When we turn our eyes to China, the reality is pretty worrisome: Industrial output is dropping, retail sales are declining, youth unemployment has reached 20%, investments are slowing down, manufacturing is contracting, and the Damoclean sword of debt (especially the one related to the real estate sector) is contributing to the 50% drop in GDP growth. Speaking of real estate in China, we need to remember that not only is it one of the most significant growth factors, but it also – according to Lombard Bank estimates – accounts for 70% of household wealth, 60% of local government, and 40% of bank lending. Needless of course to mention are the rising non-performing loans and the Chinese banking problems. However, China’s slowdown and its repressive regime with its failing policies amount also to being a major contributor to supply and demand issues and hence to the spreading misery.

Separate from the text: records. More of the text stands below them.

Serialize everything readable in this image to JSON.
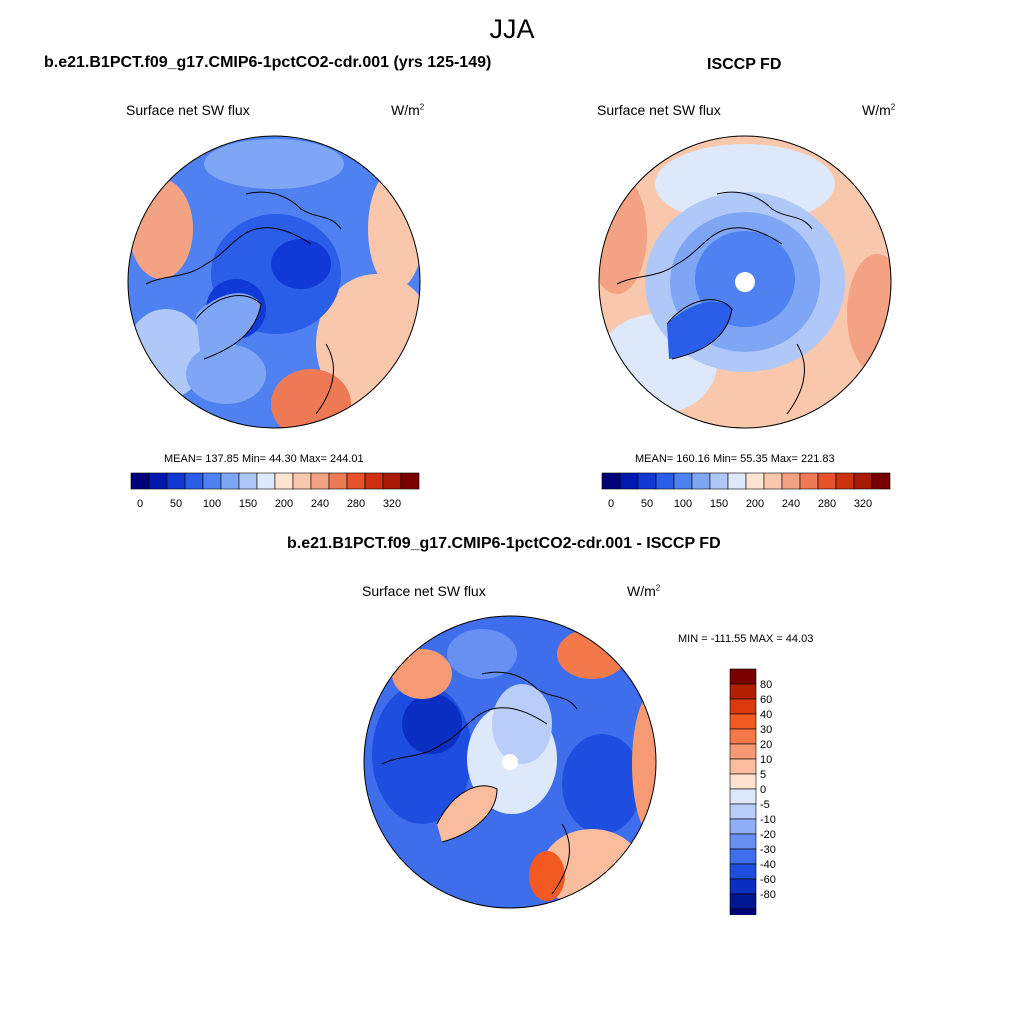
{
  "season": "JJA",
  "panels": [
    {
      "title": "b.e21.B1PCT.f09_g17.CMIP6-1pctCO2-cdr.001 (yrs 125-149)",
      "variable": "Surface net SW flux",
      "units_base": "W/m",
      "units_exp": "2",
      "stats": "MEAN= 137.85  Min=  44.30  Max= 244.01",
      "map_fill": "#4f82f0"
    },
    {
      "title": "ISCCP FD",
      "variable": "Surface net SW flux",
      "units_base": "W/m",
      "units_exp": "2",
      "stats": "MEAN= 160.16  Min=  55.35  Max= 221.83",
      "map_fill": "#f8c7ac"
    }
  ],
  "shared_colorbar": {
    "colors": [
      "#00007a",
      "#0018b0",
      "#1039d6",
      "#2a5de8",
      "#4f82f0",
      "#7fa6f5",
      "#b0c8f8",
      "#dde8fb",
      "#fde3d0",
      "#f8c7ac",
      "#f3a383",
      "#ee7a55",
      "#e5522c",
      "#cd3110",
      "#a81a04",
      "#7a0000"
    ],
    "labels": [
      "0",
      "50",
      "100",
      "150",
      "200",
      "240",
      "280",
      "320"
    ]
  },
  "diff_panel": {
    "title": "b.e21.B1PCT.f09_g17.CMIP6-1pctCO2-cdr.001 - ISCCP FD",
    "variable": "Surface net SW flux",
    "units_base": "W/m",
    "units_exp": "2",
    "minmax": "MIN = -111.55 MAX =  44.03",
    "colorbar_colors": [
      "#7a0000",
      "#b41e02",
      "#dc3a0e",
      "#f25a22",
      "#f4794a",
      "#f69a73",
      "#f9bd9d",
      "#fde2cf",
      "#dde8fb",
      "#b8cef9",
      "#8fb0f6",
      "#6690f2",
      "#3f6eec",
      "#1d4ee0",
      "#0a2fc2",
      "#001693",
      "#00007a"
    ],
    "colorbar_labels": [
      "80",
      "60",
      "40",
      "30",
      "20",
      "10",
      "5",
      "0",
      "-5",
      "-10",
      "-20",
      "-30",
      "-40",
      "-60",
      "-80"
    ],
    "map_fill": "#3f6eec"
  }
}
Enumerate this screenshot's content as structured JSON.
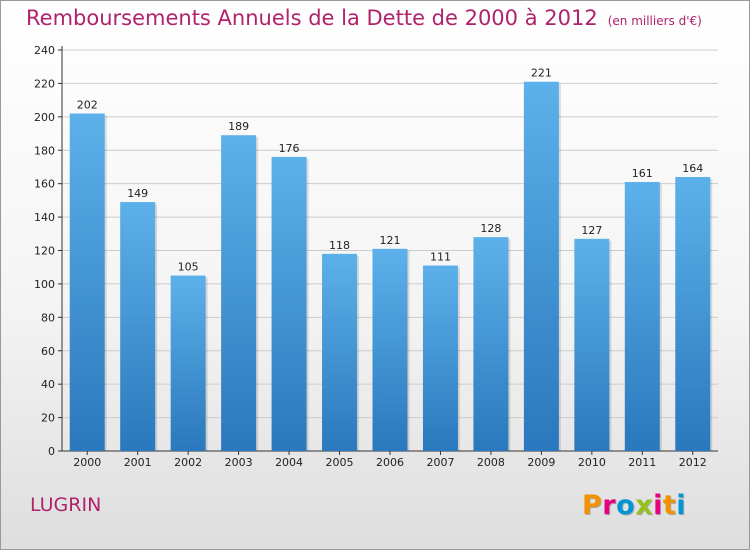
{
  "header": {
    "title": "Remboursements Annuels de la Dette de 2000 à 2012",
    "unit": "(en milliers d'€)"
  },
  "footer": {
    "commune": "LUGRIN",
    "brand": "Proxiti",
    "brand_colors": [
      "#f39200",
      "#e6007e",
      "#0096d6",
      "#95c11f",
      "#e6007e",
      "#f39200",
      "#0096d6"
    ]
  },
  "colors": {
    "title": "#b0226b",
    "bar_top": "#5db1ea",
    "bar_bottom": "#2a78bd",
    "grid": "#cccccc"
  },
  "chart_data": {
    "type": "bar",
    "title": "Remboursements Annuels de la Dette de 2000 à 2012",
    "xlabel": "",
    "ylabel": "",
    "categories": [
      "2000",
      "2001",
      "2002",
      "2003",
      "2004",
      "2005",
      "2006",
      "2007",
      "2008",
      "2009",
      "2010",
      "2011",
      "2012"
    ],
    "values": [
      202,
      149,
      105,
      189,
      176,
      118,
      121,
      111,
      128,
      221,
      127,
      161,
      164
    ],
    "ylim": [
      0,
      240
    ],
    "yticks": [
      0,
      20,
      40,
      60,
      80,
      100,
      120,
      140,
      160,
      180,
      200,
      220,
      240
    ],
    "grid": true,
    "data_labels": true
  }
}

We built a myopic world of Russian (especially for European energy) and Chinese dependence, and no one stands up to take responsibility for that. No wonder extreme movements are threatening political, economic, and social stability (we should be watching the Italian elections in a few days). Lack of foresight, and especiallyaprosperity bought on credit extended by belligerent leaders always backfires and now the world pays the price. The evolving reality of the war in Ukraine makes us wonder if tactical nuclear weapons is the next phase, as Putin’s world is shaken up on the war-front as well as domestically, given that dissenting voices seem to be rising. 

Turning our eyes and ears now to the US markets, this past week (when on average markets dropped by more than 5%) revealed three things: First, that the environment described above is conducive to inflationary pressures and hence the Fed’s one-way street to raise rates (real rates that take into account inflation are still negative); second, an economic slowdown is materializing which affects sales and earnings expectations while companies announce restraints (from layoffs to cutting down growth plans); third, the fact that the S&P 500 closed below its 200-day moving average (a possible indicator of trend direction) for over 110 straight trading sessions feeds into the cycle of economic fear which, in turn, restrains growth due to the rising uncertainty that the issues discussed above generate.  

However, the fear of a market crash is exaggerated for three fundamental reasons: First, there is plenty of liquidity which is actually enhanced by capital inflows due to the strong dollar and the higher interest rate differentials. Second, corporate and household balance sheets (especially after the latter refinanced their debts at record low rates) are in much better shape than in previous downturns. Third, as shown below, the high yield spread (difference between high yield bonds and the 10-year Treasury) has increased but at a much moderate rate than previous slowdowns, while the VIX has remained subdued.

And because we cannot live by bread alone:

“While it’s true that someone can impede our actions, they can’t impede our intentions and our attitudes, which have the power of being conditional and adaptable. For the mind adapts and converts any obstacle to its action into a means of achieving it. That which is an impediment to action is turned to advance action. The obstacle on the path becomes the way.”